Frequently Asked Questions
Question: How durable is the milestone where renewable energy surpasses coal as the global electricity source in 2025, and what data show it’s a structural shift rather than a temporary blip?
Answer: The 0.2% year-on-year drop in fossil-fuel generation in 2025, occurring while global electricity demand rose 2.8%, clearly indicates renewables displacing coal as the grid expanded. This is a definitive sign of a structural energy shift. Beyond the crossover point where wind and solar combined reached 33.8% of the global electricity mix, surpassing coal’s 33.0%, the economic viability of new renewable projects is a key factor. The capacity factor of new solar-plus-storage projects now frequently exceeds 45% in many regions, and the levelized cost of electricity (LCOE) for utility-scale solar is consistently under $20/MWh. These figures render new coal plants economically uncompetitive. Furthermore, the record 647 GW of gigawatt-capacity growth for solar in 2025 locks in decades of low-cost generation, reinforcing the durability of this transition.
Question: With stationary battery-pack prices hitting $70/kWh in 2025, what does that imply for the levelized cost of storage (LCOS) and the ability of solar to meet peak demand?

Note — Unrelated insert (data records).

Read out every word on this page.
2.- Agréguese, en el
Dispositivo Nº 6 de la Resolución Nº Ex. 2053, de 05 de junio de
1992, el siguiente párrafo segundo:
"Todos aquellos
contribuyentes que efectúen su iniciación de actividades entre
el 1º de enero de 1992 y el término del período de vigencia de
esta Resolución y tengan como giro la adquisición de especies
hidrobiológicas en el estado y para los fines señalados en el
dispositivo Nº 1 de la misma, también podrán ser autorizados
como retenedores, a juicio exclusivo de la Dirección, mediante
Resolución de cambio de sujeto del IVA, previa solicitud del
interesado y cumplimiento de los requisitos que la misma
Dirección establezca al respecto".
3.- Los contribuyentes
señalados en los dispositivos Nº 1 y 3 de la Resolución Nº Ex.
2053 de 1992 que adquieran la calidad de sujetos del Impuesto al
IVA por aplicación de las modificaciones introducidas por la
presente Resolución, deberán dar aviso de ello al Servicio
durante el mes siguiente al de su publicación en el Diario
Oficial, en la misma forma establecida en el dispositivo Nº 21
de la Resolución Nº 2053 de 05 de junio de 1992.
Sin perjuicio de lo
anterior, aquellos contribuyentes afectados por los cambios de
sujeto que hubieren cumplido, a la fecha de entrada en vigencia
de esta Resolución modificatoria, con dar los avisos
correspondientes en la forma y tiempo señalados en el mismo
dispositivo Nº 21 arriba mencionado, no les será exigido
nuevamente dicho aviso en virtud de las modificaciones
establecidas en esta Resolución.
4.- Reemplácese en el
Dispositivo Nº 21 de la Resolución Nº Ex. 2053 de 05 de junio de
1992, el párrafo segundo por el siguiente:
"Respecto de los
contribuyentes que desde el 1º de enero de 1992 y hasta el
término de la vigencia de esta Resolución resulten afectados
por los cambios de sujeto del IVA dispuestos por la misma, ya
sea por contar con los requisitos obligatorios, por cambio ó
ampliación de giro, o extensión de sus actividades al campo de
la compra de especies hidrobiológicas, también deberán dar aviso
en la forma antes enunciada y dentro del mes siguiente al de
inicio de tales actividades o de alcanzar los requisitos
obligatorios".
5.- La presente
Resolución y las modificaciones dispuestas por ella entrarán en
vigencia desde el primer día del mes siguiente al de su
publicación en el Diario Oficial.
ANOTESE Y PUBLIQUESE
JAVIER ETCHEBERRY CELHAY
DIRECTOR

Answer: At $70/kWh, the levelized cost of storage (LCOS) for a typical 4-hour lithium-ion system now falls to approximately $5–$7/MWh. This makes stored solar power more affordable than new gas-fired peaker plants in most markets. This price point enables solar-plus-storage hybrids to reliably provide firm capacity, frequency regulation, and even black-start services, effectively transforming variable solar output into dispatchable power. To fully leverage this $70/kWh benchmark and address multi-hour and seasonal energy gaps, grid operators must integrate short-duration storage with emerging long-duration technologies, such as flow batteries or green hydrogen systems. This integration is a critical next step for the ongoing clean energy transition.

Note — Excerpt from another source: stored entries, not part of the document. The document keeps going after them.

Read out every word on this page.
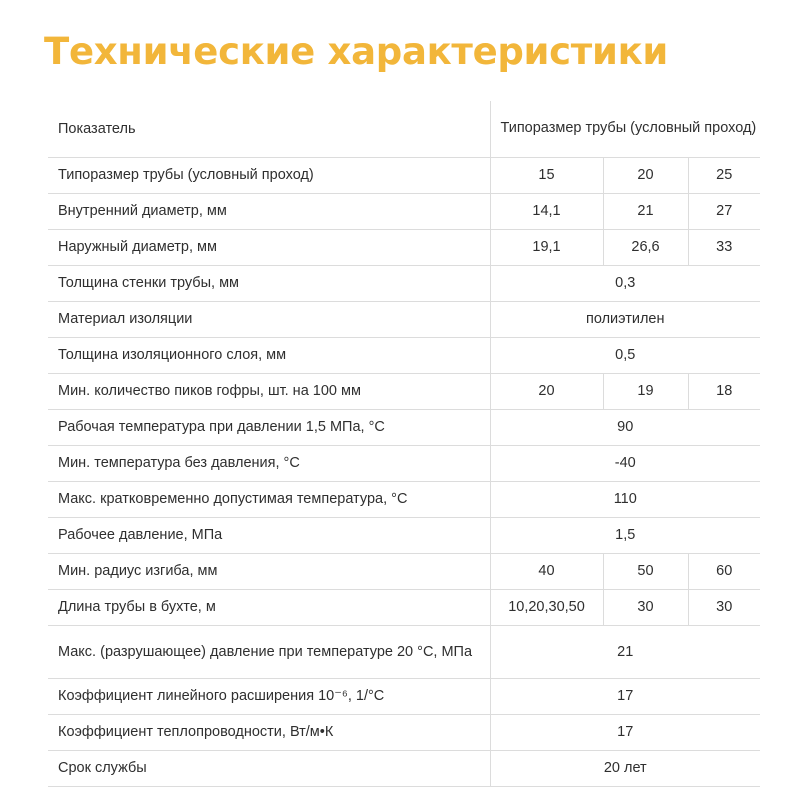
Технические характеристики
Показатель	Типоразмер трубы (условный проход)		
Типоразмер трубы (условный проход)	15	20	25
Внутренний диаметр, мм	14,1	21	27
Наружный диаметр, мм	19,1	26,6	33
Толщина стенки трубы, мм	0,3		
Материал изоляции	полиэтилен		
Толщина изоляционного слоя, мм	0,5		
Мин. количество пиков гофры, шт. на 100 мм	20	19	18
Рабочая температура при давлении 1,5 МПа, °С	90		
Мин. температура без давления, °С	-40		
Макс. кратковременно допустимая температура, °С	110		
Рабочее давление, МПа	1,5		
Мин. радиус изгиба, мм	40	50	60
Длина трубы в бухте, м	10,20,30,50	30	30
Макс. (разрушающее) давление при температуре 20 °С, МПа	21		
Коэффициент линейного расширения 10⁻⁶, 1/°С	17		
Коэффициент теплопроводности, Вт/м•К	17		
Срок службы	20 лет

Question: How does nuclear power’s all-time high generation of 2,812 TWh in 2025 complement the solar and wind power growth that drove renewable energy to surpass coal?

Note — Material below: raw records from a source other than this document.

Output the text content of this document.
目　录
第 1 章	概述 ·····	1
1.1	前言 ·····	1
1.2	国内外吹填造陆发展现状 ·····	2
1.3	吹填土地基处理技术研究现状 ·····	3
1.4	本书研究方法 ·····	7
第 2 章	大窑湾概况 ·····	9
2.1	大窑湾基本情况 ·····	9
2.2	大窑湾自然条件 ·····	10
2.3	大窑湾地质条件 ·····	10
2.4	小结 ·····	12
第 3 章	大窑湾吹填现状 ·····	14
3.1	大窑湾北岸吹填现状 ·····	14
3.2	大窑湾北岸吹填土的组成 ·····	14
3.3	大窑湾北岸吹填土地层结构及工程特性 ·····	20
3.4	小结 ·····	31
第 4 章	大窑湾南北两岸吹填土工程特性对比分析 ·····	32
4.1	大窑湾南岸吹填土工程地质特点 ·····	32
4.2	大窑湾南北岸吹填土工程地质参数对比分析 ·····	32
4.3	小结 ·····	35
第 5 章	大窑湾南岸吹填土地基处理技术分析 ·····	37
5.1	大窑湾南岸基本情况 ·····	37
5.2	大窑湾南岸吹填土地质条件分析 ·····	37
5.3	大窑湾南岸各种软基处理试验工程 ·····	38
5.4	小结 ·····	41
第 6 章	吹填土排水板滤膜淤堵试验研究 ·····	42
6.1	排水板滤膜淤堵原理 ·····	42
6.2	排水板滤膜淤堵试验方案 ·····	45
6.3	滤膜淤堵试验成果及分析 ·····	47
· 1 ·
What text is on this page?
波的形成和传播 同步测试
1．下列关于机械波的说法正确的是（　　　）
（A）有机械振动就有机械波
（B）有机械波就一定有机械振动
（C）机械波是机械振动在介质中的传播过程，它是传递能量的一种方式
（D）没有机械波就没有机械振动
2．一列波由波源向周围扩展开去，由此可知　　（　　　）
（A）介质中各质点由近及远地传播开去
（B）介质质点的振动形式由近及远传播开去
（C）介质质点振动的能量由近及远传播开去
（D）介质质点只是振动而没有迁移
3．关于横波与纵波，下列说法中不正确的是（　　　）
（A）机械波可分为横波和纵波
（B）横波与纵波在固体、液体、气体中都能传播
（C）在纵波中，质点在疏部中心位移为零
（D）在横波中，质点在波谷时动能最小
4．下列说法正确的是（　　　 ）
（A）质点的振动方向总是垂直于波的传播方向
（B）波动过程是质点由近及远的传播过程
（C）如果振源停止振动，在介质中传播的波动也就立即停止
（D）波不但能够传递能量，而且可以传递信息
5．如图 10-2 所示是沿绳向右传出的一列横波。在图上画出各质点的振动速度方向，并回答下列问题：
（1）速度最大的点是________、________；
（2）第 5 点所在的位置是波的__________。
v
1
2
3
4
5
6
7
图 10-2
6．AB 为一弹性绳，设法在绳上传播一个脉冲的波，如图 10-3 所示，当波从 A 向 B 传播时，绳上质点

Answer: Nuclear power’s consistent, low-carbon output provides a stable baseload that smooths the net load curve, particularly when solar and wind generation fluctuates. This reduces the reliance on fossil-fuel flexibility resources. In 2025, nuclear generation contributed approximately 10% of global electricity, playing a significant role in achieving the 2.7% reduction in emissions per kWh, even as overall electricity demand grew by 2.8%. For investors, this complementarity offers a pathway to a diversified low-carbon portfolio. Pairing variable renewables with firm nuclear power and affordable storage solutions can lower overall system risk while maximizing the emissions-reduction benefits of the clean energy transition.
Source: https://www.carbonbrief.org/clean-energy-pushes-fossil-fuel-power-into-reverse-for-first-time-ever/
Acknowledgment of AI
Content developed using AI technology, with final review and refinement by our human editors to ensure clarity, coherence, and accuracy.